Fenômeno: Trump perdeu eleição, mas ganhou capital político
É incrível que um presidente que não se reelegeu continue a ser assunto tão dominante - e ele não pretende deixar de explorar isso
Donald Trump ainda tem três semanas para praticar o sagrado jus esperneandi.
E pretende usar cada minuto desse prazo, que se encerra quando o Colégio Eleitoral der oficialmente a vitória a Joe Biden.
Ou será que não se encerra?
Com Trump, é difícil cravar uma alternativa.
Para qualquer político normal, seria devastador o vexame de não reconhecer, tão elegantemente, quanto possível – lembram-se da cara de velório de Barack Obama em 2016? – a vitória do adversário e abrir as portas para uma transição civilizada.
Trump, que nem político é, opera em outra sintonia. E joga para a base, ardorosamente seduzida por ele.
Só um exemplo: segundo uma pesquisa da Economist, 74% dos republicanos acreditam que houve “muitas” fraudes na eleição – exatamente como dizem Trump e companhia, embora sem terem apresentado indícios substanciais que corroborem a acusação.
Apenas 56% têm uma confiança razoável de que seus votos foram computados corretamente.
Menos de 20% acham que a vitória de Joe Biden foi legítima.
Almas mais sensíveis pedem os sais diante de números assim, angustiados com a fidelidade dos trumpistas a um líder que, aos olhos dos adversários, é um palhaço sinistro e prejudicial aos interesses da democracia americana.
Esta fidelidade faz de Trump um fenômeno talvez da mesma dimensão que alcançou quando conseguiu a vitória dada por completamente impossível em 2016.

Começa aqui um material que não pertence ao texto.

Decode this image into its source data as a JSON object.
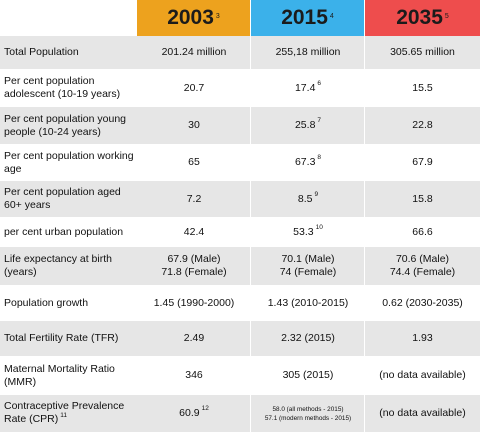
{
  "headers": [
    {
      "year": "2003",
      "note": "3",
      "color": "#eda21e"
    },
    {
      "year": "2015",
      "note": "4",
      "color": "#3bb1ea"
    },
    {
      "year": "2035",
      "note": "5",
      "color": "#ee4d4d"
    }
  ],
  "rows": [
    {
      "label": "Total Population",
      "v2003": "201.24 million",
      "v2015": "255,18 million",
      "v2035": "305.65 million"
    },
    {
      "label": "Per cent population adolescent (10-19 years)",
      "v2003": "20.7",
      "v2015": "17.4",
      "n2015": "6",
      "v2035": "15.5"
    },
    {
      "label": "Per cent population young people (10-24 years)",
      "v2003": "30",
      "v2015": "25.8",
      "n2015": "7",
      "v2035": "22.8"
    },
    {
      "label": "Per cent population working age",
      "v2003": "65",
      "v2015": "67.3",
      "n2015": "8",
      "v2035": "67.9"
    },
    {
      "label": "Per cent population aged 60+ years",
      "v2003": "7.2",
      "v2015": "8.5",
      "n2015": "9",
      "v2035": "15.8"
    },
    {
      "label": "per cent urban population",
      "v2003": "42.4",
      "v2015": "53.3",
      "n2015": "10",
      "v2035": "66.6"
    },
    {
      "label": "Life expectancy at birth (years)",
      "v2003a": "67.9 (Male)",
      "v2003b": "71.8 (Female)",
      "v2015a": "70.1 (Male)",
      "v2015b": "74 (Female)",
      "v2035a": "70.6 (Male)",
      "v2035b": "74.4 (Female)"
    },
    {
      "label": "Population growth",
      "v2003": "1.45 (1990-2000)",
      "v2015": "1.43 (2010-2015)",
      "v2035": "0.62 (2030-2035)"
    },
    {
      "label": "Total Fertility Rate (TFR)",
      "v2003": "2.49",
      "v2015": "2.32 (2015)",
      "v2035": "1.93"
    },
    {
      "label": "Maternal Mortality Ratio (MMR)",
      "v2003": "346",
      "v2015": "305 (2015)",
      "v2035": "(no data available)"
    },
    {
      "label": "Contraceptive Prevalence Rate (CPR)",
      "labelNote": "11",
      "v2003": "60.9",
      "n2003": "12",
      "v2015a": "58.0 (all methods - 2015)",
      "v2015b": "57.1 (modern methods - 2015)",
      "v2035": "(no data available)"
    }
  ]
}
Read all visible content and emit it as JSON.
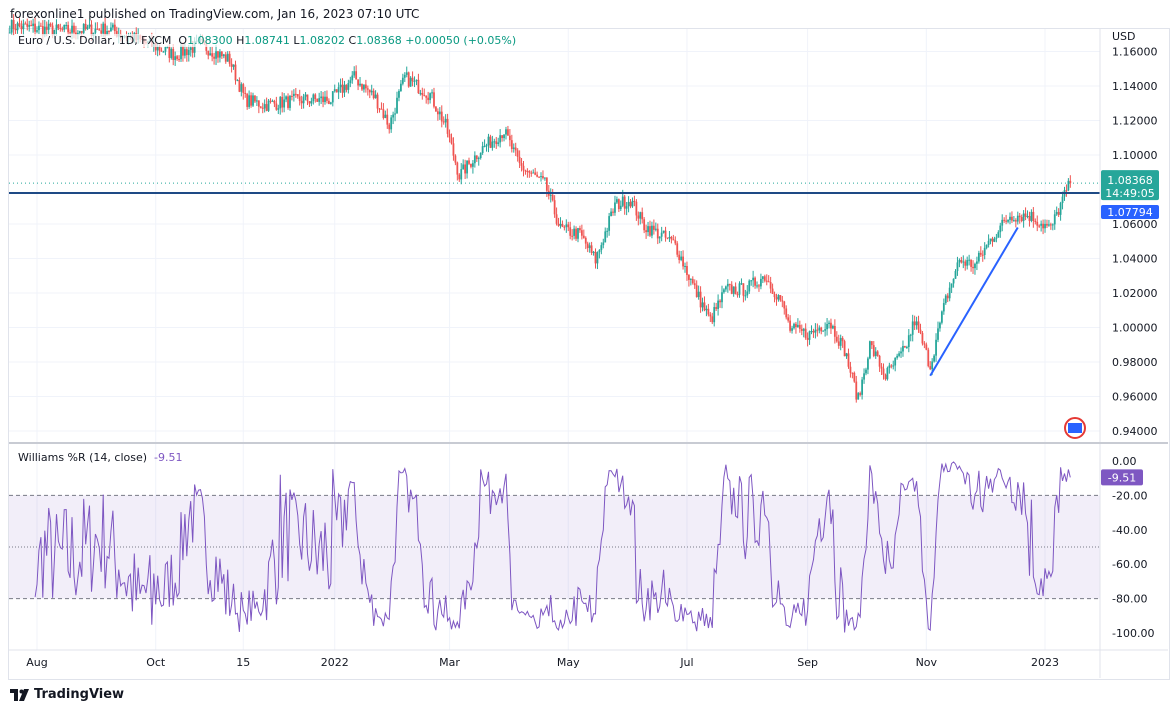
{
  "published": "forexonline1 published on TradingView.com, Jan 16, 2023 07:10 UTC",
  "legend": {
    "symbol": "Euro / U.S. Dollar, 1D, FXCM",
    "o_label": "O",
    "o": "1.08300",
    "h_label": "H",
    "h": "1.08741",
    "l_label": "L",
    "l": "1.08202",
    "c_label": "C",
    "c": "1.08368",
    "change": "+0.00050 (+0.05%)"
  },
  "currency": "USD",
  "price_badge": {
    "price": "1.08368",
    "countdown": "14:49:05",
    "color": "#26a69a"
  },
  "line_badge": {
    "price": "1.07794",
    "color": "#2962ff"
  },
  "indicator": {
    "name": "Williams %R (14, close)",
    "value": "-9.51",
    "badge": "-9.51",
    "color": "#7e57c2"
  },
  "footer": {
    "brand": "TradingView"
  },
  "chart_data": [
    {
      "type": "candlestick",
      "title": "Euro / U.S. Dollar, 1D, FXCM",
      "yticks": [
        "1.16000",
        "1.14000",
        "1.12000",
        "1.10000",
        "1.06000",
        "1.04000",
        "1.02000",
        "1.00000",
        "0.98000",
        "0.96000",
        "0.94000"
      ],
      "ylim": [
        0.93,
        1.175
      ],
      "xticks": [
        {
          "label": "Aug",
          "date": "2021-08-01"
        },
        {
          "label": "Oct",
          "date": "2021-10-01"
        },
        {
          "label": "15",
          "date": "2021-11-15"
        },
        {
          "label": "2022",
          "date": "2022-01-01"
        },
        {
          "label": "Mar",
          "date": "2022-03-01"
        },
        {
          "label": "May",
          "date": "2022-05-01"
        },
        {
          "label": "Jul",
          "date": "2022-07-01"
        },
        {
          "label": "Sep",
          "date": "2022-09-01"
        },
        {
          "label": "Nov",
          "date": "2022-11-01"
        },
        {
          "label": "2023",
          "date": "2023-01-01"
        }
      ],
      "colors": {
        "up": "#26a69a",
        "down": "#ef5350"
      },
      "close_path": [
        [
          "2021-07-18",
          1.175
        ],
        [
          "2021-08-13",
          1.172
        ],
        [
          "2021-09-07",
          1.173
        ],
        [
          "2021-09-28",
          1.164
        ],
        [
          "2021-10-11",
          1.158
        ],
        [
          "2021-10-24",
          1.164
        ],
        [
          "2021-11-08",
          1.155
        ],
        [
          "2021-11-16",
          1.132
        ],
        [
          "2021-11-26",
          1.129
        ],
        [
          "2021-12-14",
          1.132
        ],
        [
          "2021-12-30",
          1.132
        ],
        [
          "2022-01-11",
          1.145
        ],
        [
          "2022-01-22",
          1.133
        ],
        [
          "2022-01-29",
          1.117
        ],
        [
          "2022-02-06",
          1.145
        ],
        [
          "2022-02-19",
          1.135
        ],
        [
          "2022-02-27",
          1.117
        ],
        [
          "2022-03-06",
          1.088
        ],
        [
          "2022-03-17",
          1.103
        ],
        [
          "2022-03-29",
          1.114
        ],
        [
          "2022-04-06",
          1.094
        ],
        [
          "2022-04-19",
          1.083
        ],
        [
          "2022-04-27",
          1.057
        ],
        [
          "2022-05-07",
          1.054
        ],
        [
          "2022-05-15",
          1.039
        ],
        [
          "2022-05-25",
          1.071
        ],
        [
          "2022-06-02",
          1.074
        ],
        [
          "2022-06-09",
          1.059
        ],
        [
          "2022-06-17",
          1.054
        ],
        [
          "2022-06-25",
          1.048
        ],
        [
          "2022-07-05",
          1.022
        ],
        [
          "2022-07-13",
          1.004
        ],
        [
          "2022-07-21",
          1.022
        ],
        [
          "2022-07-31",
          1.022
        ],
        [
          "2022-08-10",
          1.03
        ],
        [
          "2022-08-18",
          1.016
        ],
        [
          "2022-08-23",
          0.999
        ],
        [
          "2022-09-02",
          0.996
        ],
        [
          "2022-09-12",
          1.004
        ],
        [
          "2022-09-20",
          0.987
        ],
        [
          "2022-09-27",
          0.958
        ],
        [
          "2022-10-03",
          0.99
        ],
        [
          "2022-10-11",
          0.972
        ],
        [
          "2022-10-21",
          0.987
        ],
        [
          "2022-10-26",
          1.004
        ],
        [
          "2022-11-03",
          0.978
        ],
        [
          "2022-11-11",
          1.016
        ],
        [
          "2022-11-18",
          1.039
        ],
        [
          "2022-11-26",
          1.036
        ],
        [
          "2022-12-04",
          1.051
        ],
        [
          "2022-12-14",
          1.065
        ],
        [
          "2022-12-24",
          1.065
        ],
        [
          "2023-01-04",
          1.057
        ],
        [
          "2023-01-10",
          1.074
        ],
        [
          "2023-01-14",
          1.0837
        ]
      ],
      "horizontal_line": 1.07794,
      "trend_line": [
        [
          "2022-11-03",
          0.972
        ],
        [
          "2022-12-18",
          1.058
        ]
      ]
    },
    {
      "type": "line",
      "title": "Williams %R (14, close)",
      "yticks": [
        "0.00",
        "-20.00",
        "-40.00",
        "-60.00",
        "-80.00",
        "-100.00"
      ],
      "ylim": [
        -100,
        0
      ],
      "bands": [
        -20,
        -50,
        -80
      ],
      "last": -9.51
    }
  ]
}
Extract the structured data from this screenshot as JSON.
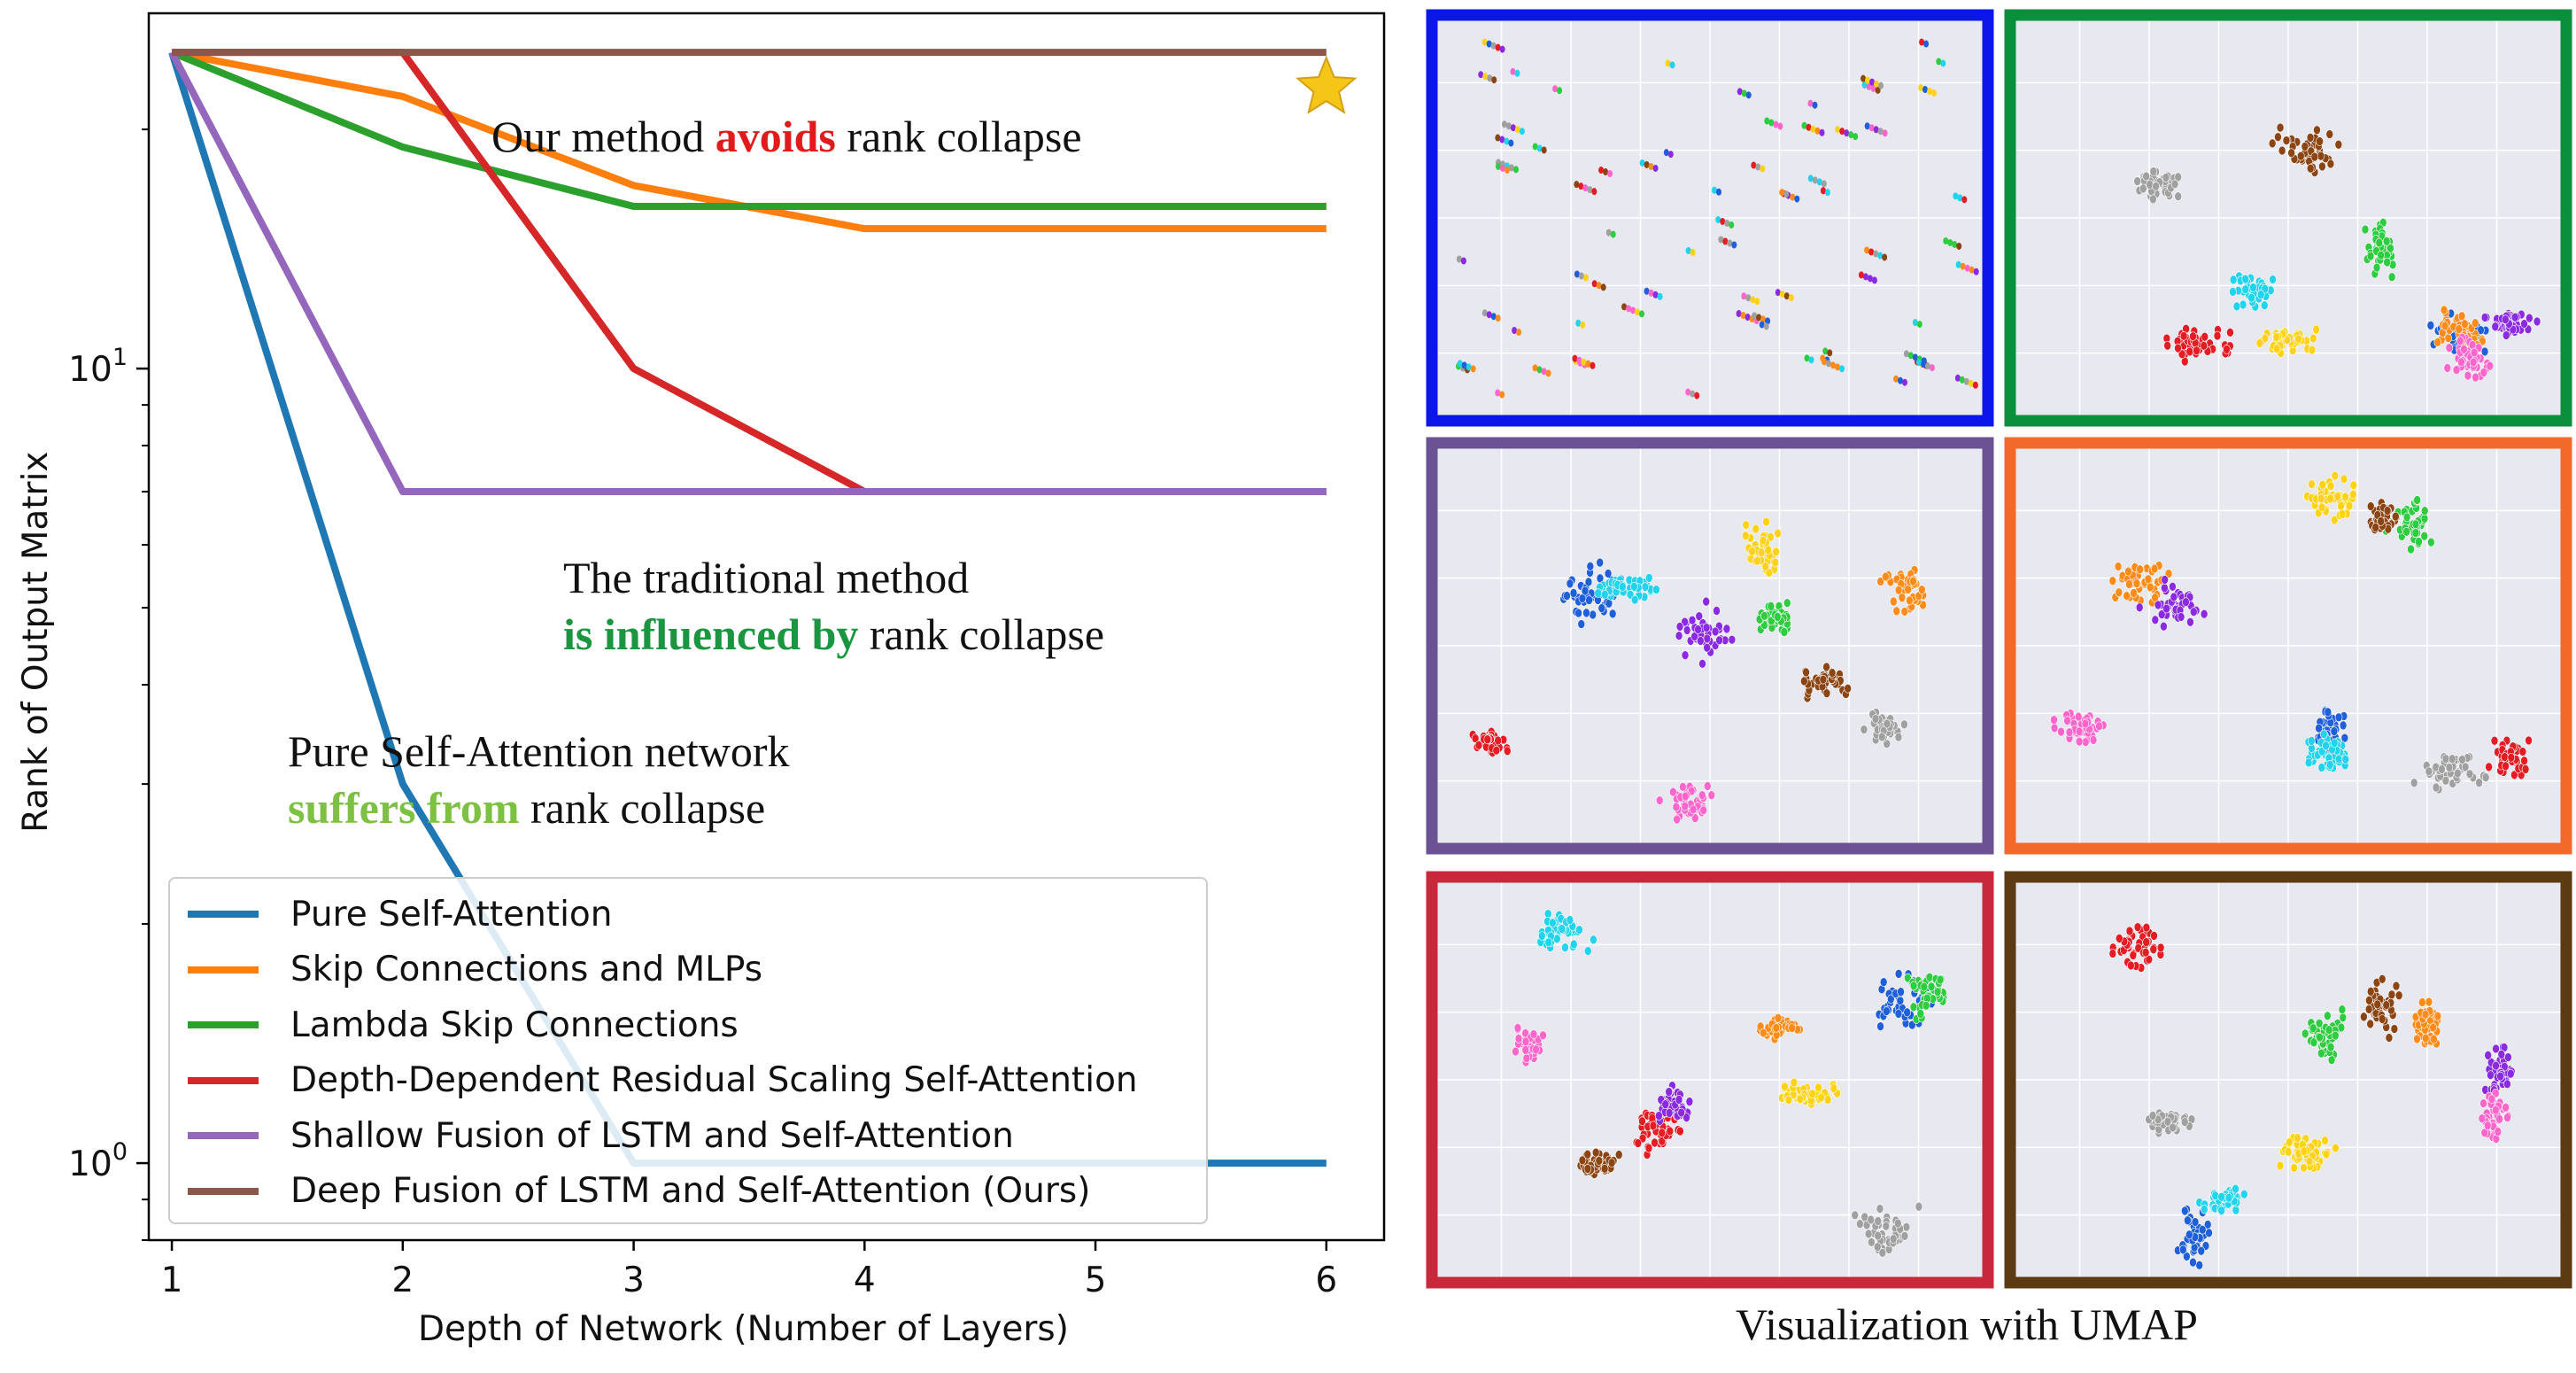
{
  "chart_data": {
    "type": "line",
    "xlabel": "Depth of Network (Number of Layers)",
    "ylabel": "Rank of Output Matrix",
    "yscale": "log",
    "xlim": [
      0.9,
      6.25
    ],
    "ylim": [
      0.8,
      28
    ],
    "x_ticks": [
      1,
      2,
      3,
      4,
      5,
      6
    ],
    "y_ticks": [
      {
        "value": 1,
        "base": "10",
        "exp": "0"
      },
      {
        "value": 10,
        "base": "10",
        "exp": "1"
      }
    ],
    "grid": false,
    "legend_position": "lower-left",
    "series": [
      {
        "name": "Pure Self-Attention",
        "color": "#1f77b4",
        "x": [
          1,
          2,
          3,
          4,
          5,
          6
        ],
        "values": [
          25,
          3,
          1,
          1,
          1,
          1
        ]
      },
      {
        "name": "Skip Connections and MLPs",
        "color": "#ff7f0e",
        "x": [
          1,
          2,
          3,
          4,
          5,
          6
        ],
        "values": [
          25,
          22,
          17,
          15,
          15,
          15
        ]
      },
      {
        "name": "Lambda Skip Connections",
        "color": "#2ca02c",
        "x": [
          1,
          2,
          3,
          4,
          5,
          6
        ],
        "values": [
          25,
          19,
          16,
          16,
          16,
          16
        ]
      },
      {
        "name": "Depth-Dependent Residual Scaling Self-Attention",
        "color": "#d62728",
        "x": [
          1,
          2,
          3,
          4,
          5,
          6
        ],
        "values": [
          25,
          25,
          10,
          7,
          7,
          7
        ]
      },
      {
        "name": "Shallow Fusion of LSTM and Self-Attention",
        "color": "#9467bd",
        "x": [
          1,
          2,
          3,
          4,
          5,
          6
        ],
        "values": [
          25,
          7,
          7,
          7,
          7,
          7
        ]
      },
      {
        "name": "Deep Fusion of LSTM and Self-Attention (Ours)",
        "color": "#8c564b",
        "x": [
          1,
          2,
          3,
          4,
          5,
          6
        ],
        "values": [
          25,
          25,
          25,
          25,
          25,
          25
        ]
      }
    ],
    "annotations": {
      "ours": {
        "pre": "Our method ",
        "highlight": "avoids",
        "post": " rank collapse",
        "color": "#e31a1c"
      },
      "traditional": {
        "line1": "The traditional method",
        "highlight": "is influenced by",
        "post": " rank collapse",
        "color": "#1a9641"
      },
      "pure": {
        "line1": "Pure Self-Attention network",
        "highlight": "suffers from",
        "post": " rank collapse",
        "color": "#7dc142"
      }
    },
    "star_marker": {
      "x": 6,
      "y": 25,
      "color": "#f5c518"
    }
  },
  "umap": {
    "caption": "Visualization with UMAP",
    "panel_border_colors": [
      "#0a17e8",
      "#0a8f3c",
      "#6a5294",
      "#f2692a",
      "#c8283a",
      "#5c3a12"
    ],
    "panel_names": [
      "umap-panel-blue",
      "umap-panel-green",
      "umap-panel-purple",
      "umap-panel-orange",
      "umap-panel-red",
      "umap-panel-brown"
    ],
    "background": "#e8e8f0",
    "cluster_colors": [
      "#1f5fd9",
      "#ff8c1a",
      "#2ecc40",
      "#e51c23",
      "#8a2be2",
      "#8b4513",
      "#ff66cc",
      "#a0a0a0",
      "#ffd21a",
      "#22d3ee"
    ]
  }
}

Mesmo derrotado, ele teve em 3 de novembro quase dez milhões de votos a mais do que em 2016, num total de 73 milhões.
O aumento foi particularmente importante entre eleitores negros do sexo masculino: 19% votaram nele, contra 13% na última eleição. Em 40 dos distritos eleitorais onde os negros são maioria, a votação em Trump aumentou 8%.
Os avanços entre o eleitorado latino estão preocupando os marqueteiros democratas – obviamente, já pensando na próxima eleição.
Nos 47 municípios onde são majoritários os eleitores hispânicos – invenção americana para denominar os cidadãos originários da América Latina -, a votação em Trump aumentou 37%.
Por causa do apoio dos eleitores latinos, Trump ganhou na Flórida e no Texas, onde uma vitória de Biden era considerada provável ou possível.
Considere-se que sacudir a cabeça e dizer “são os cubanos”, esses reacionários, não explica o aumento. No Texas, a população de origem latina tem raízes predominantemente no México no na América Central.
No município de Zapata, no Texas, onde a população é 95% hispânica, Trump ganhou por 52%, contra 47% para Biden.
Manter parte ou todos esses votos pensando em 2024 não será nada fácil. Trump teria que continuar a ocupar espaços de maneira avassaladora como aconteceu durante seus quatro anos na Casa Branca.
Um tuíte provocante, intempestivo ou abilolado de um presidente é uma coisa. Um ex já fica num lugar muito menos importante e corre o pior dos riscos para uma personalidade como Trump: sumir da mídia.
O Partido Democrata fez uma frente ampla para eleger Joe Biden e o antitrumpismo motivou muitos eleitores a sair de casa só para cravar uma estaca no coração do seu odiado presidente.
Muitos eleitores também saíram de casa para votar no seu amado presidente – aliás, uma parcela continuou saindo para agitar, literalmente, a bandeira dele, um caso único de derrotado que é celebrado nas ruas.
Numa eleição sem voto obrigatório, 65% dos eleitores se deram ao trabalho de votar, uma participação excepcional.
Parece que ainda não é dessa vez que a democracia americana vai acabar.
E que Trump vai descer do topete e se comportar como os outros acham que deveria.